The government may reduce retail margins on price-controlled foods, which would hurt profits at the retail chains - but also lower prices for consumers.

The retail margin is the difference between the price the retailer pays for goods, and the price at which they are sold to consumers. The Industry, Trade and Labor Ministry and the Agriculture Ministry are in charge of deciding whether to reduce the margins in order to help consumers.

Retail prices of controlled items such as certain of bread, eggs, milk and other dairy products are based on a formula developed in 1996 by the accountant Yitzhak Swary.

The formula determines how much the manufacturer may charge retailers for price-controlled items, based on maximal permissible returns on capital. For bread, for example, the maximal return is 9% - though bakeries insist their return on capital barely reaches 6% and they should therefore be allowed to raise prices.

The retail margin on price-controlled goods is estimated at about 13% to 13.5%. If the government decides that's too much, consumers would pay less. Also, if retailers are given a discount on a certain price-controlled product by manufacturers, they would have to "pass" the discount onto consumers, rather than pocket the extra profit.

Makers of price-controlled foods say that over the past year they have granted discounts to the large supermarket chains, with the chains charging the full price and pocketing the savings.

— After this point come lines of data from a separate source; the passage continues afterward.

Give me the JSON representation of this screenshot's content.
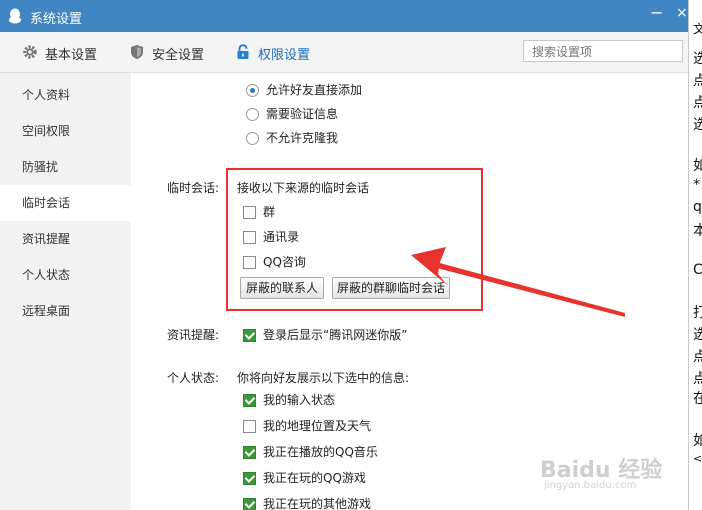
{
  "window": {
    "title": "系统设置",
    "minimize": "−",
    "close": "×"
  },
  "toolbar": {
    "tabs": [
      {
        "label": "基本设置",
        "icon": "gear-icon"
      },
      {
        "label": "安全设置",
        "icon": "shield-icon"
      },
      {
        "label": "权限设置",
        "icon": "lock-icon"
      }
    ],
    "active_tab": "权限设置",
    "search_placeholder": "搜索设置项"
  },
  "sidebar": {
    "items": [
      {
        "label": "个人资料"
      },
      {
        "label": "空间权限"
      },
      {
        "label": "防骚扰"
      },
      {
        "label": "临时会话"
      },
      {
        "label": "资讯提醒"
      },
      {
        "label": "个人状态"
      },
      {
        "label": "远程桌面"
      }
    ],
    "selected": "临时会话"
  },
  "friend_add": {
    "options": [
      {
        "label": "允许好友直接添加",
        "selected": true
      },
      {
        "label": "需要验证信息",
        "selected": false
      },
      {
        "label": "不允许克隆我",
        "selected": false
      }
    ]
  },
  "temp_session": {
    "label": "临时会话:",
    "heading": "接收以下来源的临时会话",
    "options": [
      {
        "label": "群",
        "checked": false
      },
      {
        "label": "通讯录",
        "checked": false
      },
      {
        "label": "QQ咨询",
        "checked": false
      }
    ],
    "buttons": {
      "blocked_contacts": "屏蔽的联系人",
      "blocked_group_chats": "屏蔽的群聊临时会话"
    }
  },
  "news_reminder": {
    "label": "资讯提醒:",
    "option": {
      "label": "登录后显示“腾讯网迷你版”",
      "checked": true
    }
  },
  "personal_status": {
    "label": "个人状态:",
    "heading": "你将向好友展示以下选中的信息:",
    "options": [
      {
        "label": "我的输入状态",
        "checked": true
      },
      {
        "label": "我的地理位置及天气",
        "checked": false
      },
      {
        "label": "我正在播放的QQ音乐",
        "checked": true
      },
      {
        "label": "我正在玩的QQ游戏",
        "checked": true
      },
      {
        "label": "我正在玩的其他游戏",
        "checked": true
      }
    ]
  },
  "background_window": {
    "fragments": [
      "文",
      "选",
      "点",
      "点",
      "选",
      "如",
      "*",
      "q",
      "本",
      "C",
      "打",
      "选",
      "点",
      "点",
      "在",
      "如",
      "<"
    ]
  },
  "watermark": {
    "brand": "Baidu 经验",
    "url": "jingyan.baidu.com"
  },
  "annotation": {
    "box_color": "#e8322e",
    "arrow_color": "#e8322e"
  }
}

Limits on retail margins would end this practice, allowing consumers to enjoy the full benefits of producers' discounts.

Producers of price-controlled products report their selling prices and profit margins on these items, so information on discounts should be transparent to the government and watchdogs.

The Industry, Trade and Labor Ministry has also been discussing ways to avoid increasing the cost of price-controlled bread by 11% at the end of the year.

"In the first stage we intend to place retail margins under control so that the retailer will be required to fully pass on discounts to consumers," said the ministry. "Work on this matter is currently under way with the Agriculture Ministry."